When did the relationship cease to be one of mother-in-law and daughter-in-law and more of a mother-daughter?
Frankly speaking, the only mother-daughter relationship I have is with my biological mother. I don’t think it’s possible to replicate that particular relationship. I am not implying at the slightest that Jhuma wasn’t close to me, but I am rather against this erroneous tendency to mix up the mother-in-law and mother dichotomy in an Indian woman’s life. Like I mentioned, Jhuma and I got along famously when we initially met. Our relationship dynamic has been no secret, having been covered numerous times in the media for the good and the bad of it. As many of you already know, our relationship even served as one of the inspirations behind the film Paromitar Ek Din (by Aparna Sen). So yeah, it’s basically public knowledge. Having said all of this, I’d like to ultimately remember Jhuma as a friend, more than anything else.
What are things that you picked up from her?
Loads of things. It was an intensely close relationship we shared for three decades. Jhuma was a fantastic cook, a stylish homemaker aesthetically speaking, and a witty individual.
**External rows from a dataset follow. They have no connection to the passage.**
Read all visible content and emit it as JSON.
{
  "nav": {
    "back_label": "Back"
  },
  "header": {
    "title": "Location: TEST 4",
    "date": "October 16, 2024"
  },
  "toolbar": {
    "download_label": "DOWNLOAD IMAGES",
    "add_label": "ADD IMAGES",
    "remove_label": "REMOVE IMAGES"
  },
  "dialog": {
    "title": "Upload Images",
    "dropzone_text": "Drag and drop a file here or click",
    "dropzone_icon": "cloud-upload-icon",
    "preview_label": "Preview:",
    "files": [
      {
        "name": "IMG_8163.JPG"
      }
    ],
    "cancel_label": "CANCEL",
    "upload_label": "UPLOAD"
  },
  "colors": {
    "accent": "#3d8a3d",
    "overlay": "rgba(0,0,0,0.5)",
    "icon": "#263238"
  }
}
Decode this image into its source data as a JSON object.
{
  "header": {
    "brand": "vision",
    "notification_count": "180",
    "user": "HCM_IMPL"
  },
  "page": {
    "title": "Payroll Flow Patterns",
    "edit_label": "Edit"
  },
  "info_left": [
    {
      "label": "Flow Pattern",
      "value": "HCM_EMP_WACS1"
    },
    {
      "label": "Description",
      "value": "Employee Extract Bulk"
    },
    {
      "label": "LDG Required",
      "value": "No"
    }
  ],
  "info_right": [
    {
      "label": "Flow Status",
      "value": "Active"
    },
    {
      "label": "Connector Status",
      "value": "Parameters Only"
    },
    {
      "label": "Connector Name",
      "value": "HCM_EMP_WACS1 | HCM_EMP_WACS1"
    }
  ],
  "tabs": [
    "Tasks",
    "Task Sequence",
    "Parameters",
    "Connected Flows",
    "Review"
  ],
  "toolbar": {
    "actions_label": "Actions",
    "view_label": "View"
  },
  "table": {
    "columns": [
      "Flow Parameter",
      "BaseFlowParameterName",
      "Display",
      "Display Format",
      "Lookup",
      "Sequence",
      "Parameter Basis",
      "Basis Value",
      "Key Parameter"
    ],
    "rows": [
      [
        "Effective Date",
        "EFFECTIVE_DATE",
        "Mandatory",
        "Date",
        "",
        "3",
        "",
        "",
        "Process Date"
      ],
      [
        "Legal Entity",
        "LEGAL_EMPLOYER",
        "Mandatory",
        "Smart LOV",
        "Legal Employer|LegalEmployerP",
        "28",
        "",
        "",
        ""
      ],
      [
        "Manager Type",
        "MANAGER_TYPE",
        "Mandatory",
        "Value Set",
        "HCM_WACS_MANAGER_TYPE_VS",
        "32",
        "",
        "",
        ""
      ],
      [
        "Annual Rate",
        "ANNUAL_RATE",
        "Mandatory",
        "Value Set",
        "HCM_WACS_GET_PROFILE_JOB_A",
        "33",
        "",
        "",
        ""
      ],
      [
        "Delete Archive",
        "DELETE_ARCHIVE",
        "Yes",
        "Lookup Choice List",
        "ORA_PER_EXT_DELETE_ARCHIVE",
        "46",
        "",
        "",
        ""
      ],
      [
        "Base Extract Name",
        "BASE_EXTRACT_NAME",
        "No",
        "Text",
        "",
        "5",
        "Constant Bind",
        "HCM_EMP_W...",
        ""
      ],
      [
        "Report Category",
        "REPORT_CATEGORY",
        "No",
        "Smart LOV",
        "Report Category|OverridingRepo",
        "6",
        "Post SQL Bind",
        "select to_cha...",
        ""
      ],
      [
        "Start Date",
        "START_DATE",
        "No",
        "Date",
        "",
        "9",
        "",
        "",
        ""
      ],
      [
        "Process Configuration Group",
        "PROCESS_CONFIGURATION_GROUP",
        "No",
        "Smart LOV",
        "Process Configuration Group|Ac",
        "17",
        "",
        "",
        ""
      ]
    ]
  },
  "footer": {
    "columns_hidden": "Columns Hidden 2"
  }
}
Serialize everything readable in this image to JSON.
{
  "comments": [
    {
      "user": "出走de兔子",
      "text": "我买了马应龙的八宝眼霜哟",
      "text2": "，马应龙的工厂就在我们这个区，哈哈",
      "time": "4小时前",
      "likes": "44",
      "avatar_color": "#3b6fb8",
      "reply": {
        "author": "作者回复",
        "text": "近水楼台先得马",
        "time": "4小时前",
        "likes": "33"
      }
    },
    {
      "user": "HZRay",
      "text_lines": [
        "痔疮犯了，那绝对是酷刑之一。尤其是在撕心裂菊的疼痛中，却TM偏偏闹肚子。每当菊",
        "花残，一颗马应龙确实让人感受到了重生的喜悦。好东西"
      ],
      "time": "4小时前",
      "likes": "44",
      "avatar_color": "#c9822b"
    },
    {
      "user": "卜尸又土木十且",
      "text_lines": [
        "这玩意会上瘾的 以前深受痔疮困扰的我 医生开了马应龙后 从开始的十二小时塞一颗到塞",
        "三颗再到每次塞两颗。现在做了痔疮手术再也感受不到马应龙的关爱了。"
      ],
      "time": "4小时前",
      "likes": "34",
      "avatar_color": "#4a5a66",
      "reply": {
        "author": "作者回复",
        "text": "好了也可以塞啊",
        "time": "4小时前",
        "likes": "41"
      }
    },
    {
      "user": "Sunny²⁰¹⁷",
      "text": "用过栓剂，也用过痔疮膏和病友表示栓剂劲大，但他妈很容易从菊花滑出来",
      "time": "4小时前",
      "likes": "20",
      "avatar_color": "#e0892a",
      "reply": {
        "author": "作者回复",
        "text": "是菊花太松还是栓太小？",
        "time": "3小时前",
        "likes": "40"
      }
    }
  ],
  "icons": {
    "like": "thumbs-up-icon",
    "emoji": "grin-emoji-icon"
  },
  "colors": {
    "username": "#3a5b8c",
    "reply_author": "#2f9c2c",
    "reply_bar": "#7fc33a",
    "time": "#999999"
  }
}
All these and more, I picked up from her. Even my father-in-law, Alokemoy Datta, was extremely instrumental in my enrichment during my early years in the Datta household. I have always seen this household to be heavily artistically inclined. All these people… Jhuma, AD, Raja lived and breathed art albeit in different forms, when I was introduced into this family. And my life previously was far removed from all that. So organically I picked up a lot of such knowledge over the years.
What all did you teach her?
(Laughs) I’d like to believe I taught her the importance of hard work, over anything else. I remember this old interview of Jhuma, I think it was the ‘Me’ magazine, where she described me as a ‘go-getter’ and herself as a shaky woman who had no voice. This was obviously from a time when our relationship didn’t turn bitter. And I also remember arguing with her when the interview had come out because I felt she had given me more credit than due at the time. In retrospect I can’t help but think that I did in fact teach her to be a go-getter.
You called her Jhuma. What did she address you as?
Konu. Notwithstanding whatever altercations, personal or business related we might have had, I’d always like to remember her as a friend of mine more than anything else.
What is your abiding memory of her?
One of fun and frolic. That is the only and final way I’d like to remember Jhuma.